Sneak Preview: Federal IGs Suggest Ways To Reduce ARRA Reporting Burdens

January 5, 2012 | By Jerry Ashworth | Post a Comment

(The following was excerpted from the January issue of the Federal Grants Management Handbook.) A panel of federal agency inspectors general recently discussed lessons learned regarding American Recovery and Reinvestment Act reporting, offering suggestions that may potentially ease some reporting burdens.

During a hearing on stimulus oversight before the House Committee on Science, Space and Technology’s Subcommittee on Investigation and Oversight, Rep. Paul Tonko (D-N.Y.) questioned how to find the right balance between reporting and accountability, and how to ease the burdens for all parties.
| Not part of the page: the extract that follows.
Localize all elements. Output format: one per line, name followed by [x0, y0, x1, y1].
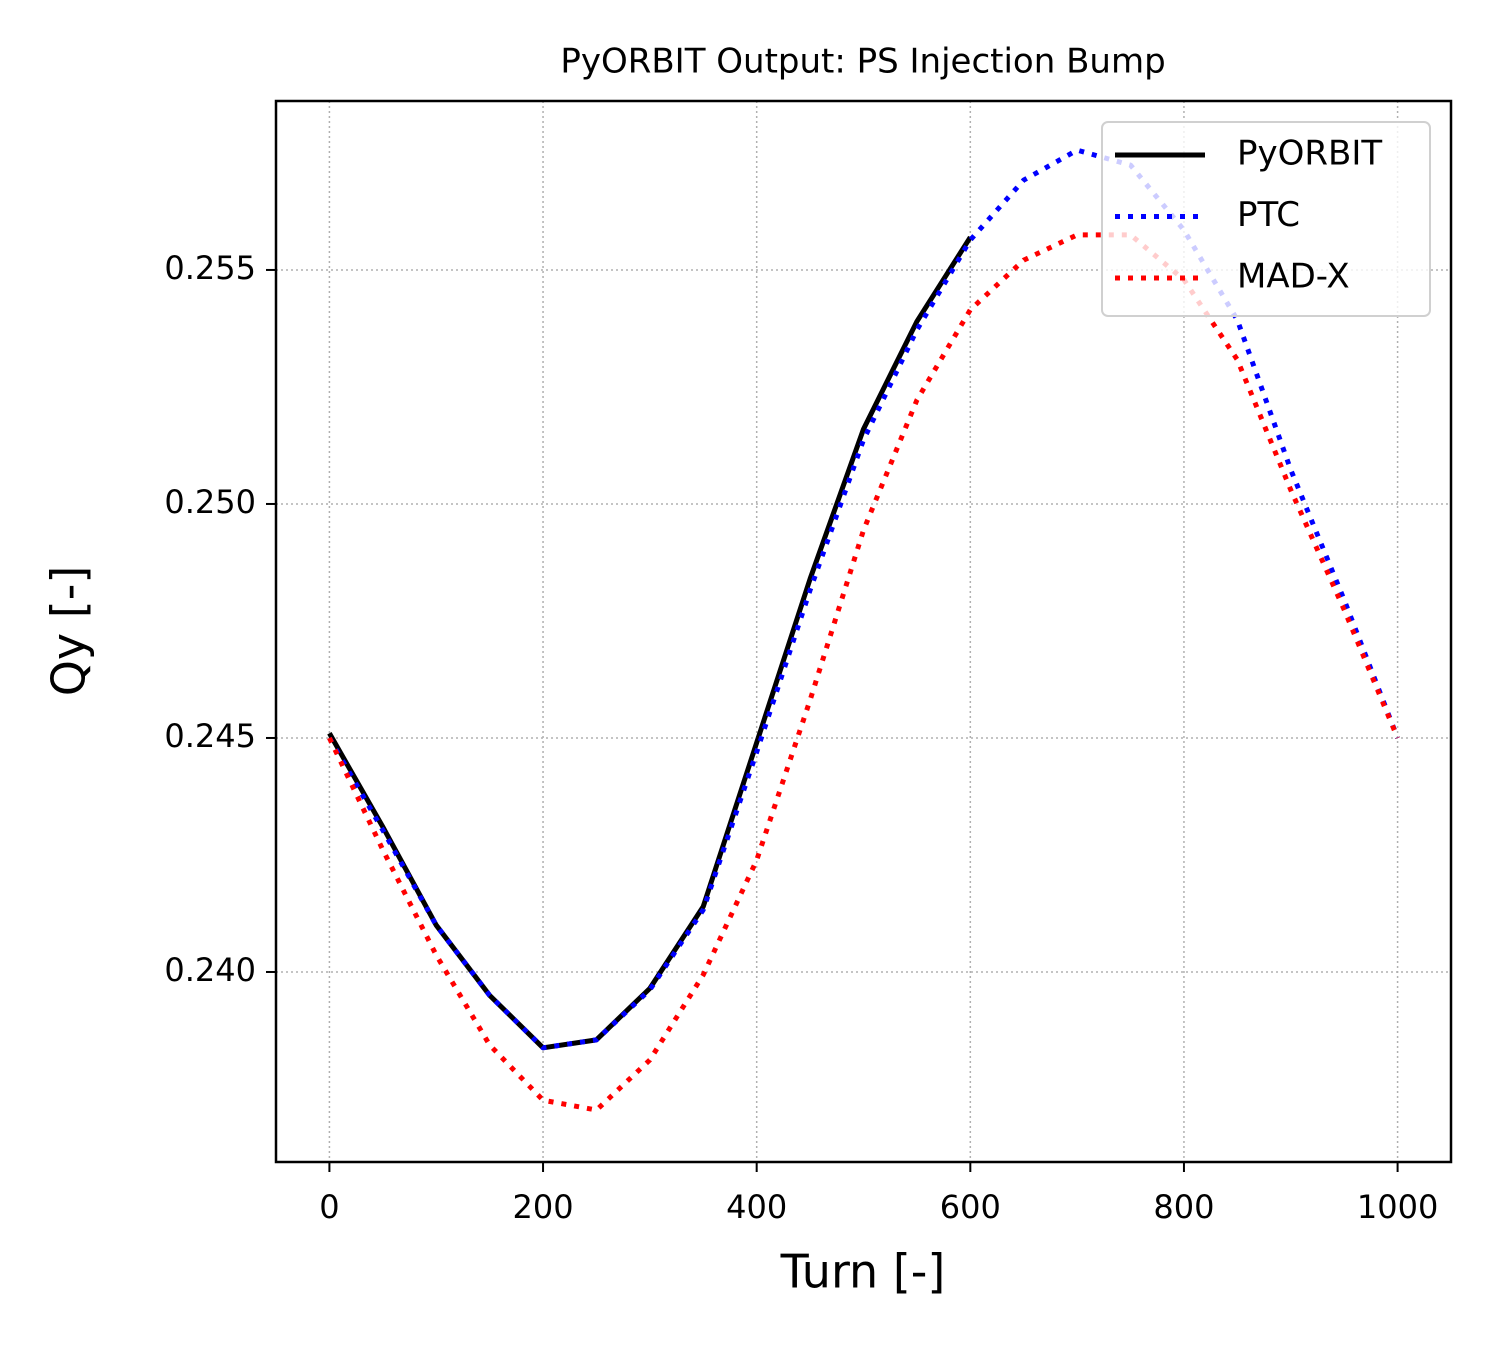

“The transparency of ARRA is wonderful, but it does come at a cost,” Tonko said. “Agencies have more burdens working with fund recipients and collecting data. IGs and the [Recovery Accountability and Transparency Board] have burdens for spot checking reporting for compliance and aggregating the data before making it available to [the] public. But most importantly, recipients of funds have costs in complying with reporting and tracking where funds go. Colleges, universities and small businesses say reporting is onerous and burdensome, and we don’t want reporting to be an unnecessary burden.”

Michael Wood, executive director of the RATB, said that the board sought to build a reporting system that would be “as least burdensome as possible.” Since being implemented, the system has enabled the prepopulation of data, incorporated checks to prevent common mistakes such as incorrect ZIP codes, and limited Recovery Act reporting to 99 data elements. Wood reminded the subcommittee that Congress “could reduce the number of data elements to collect exactly what you want.”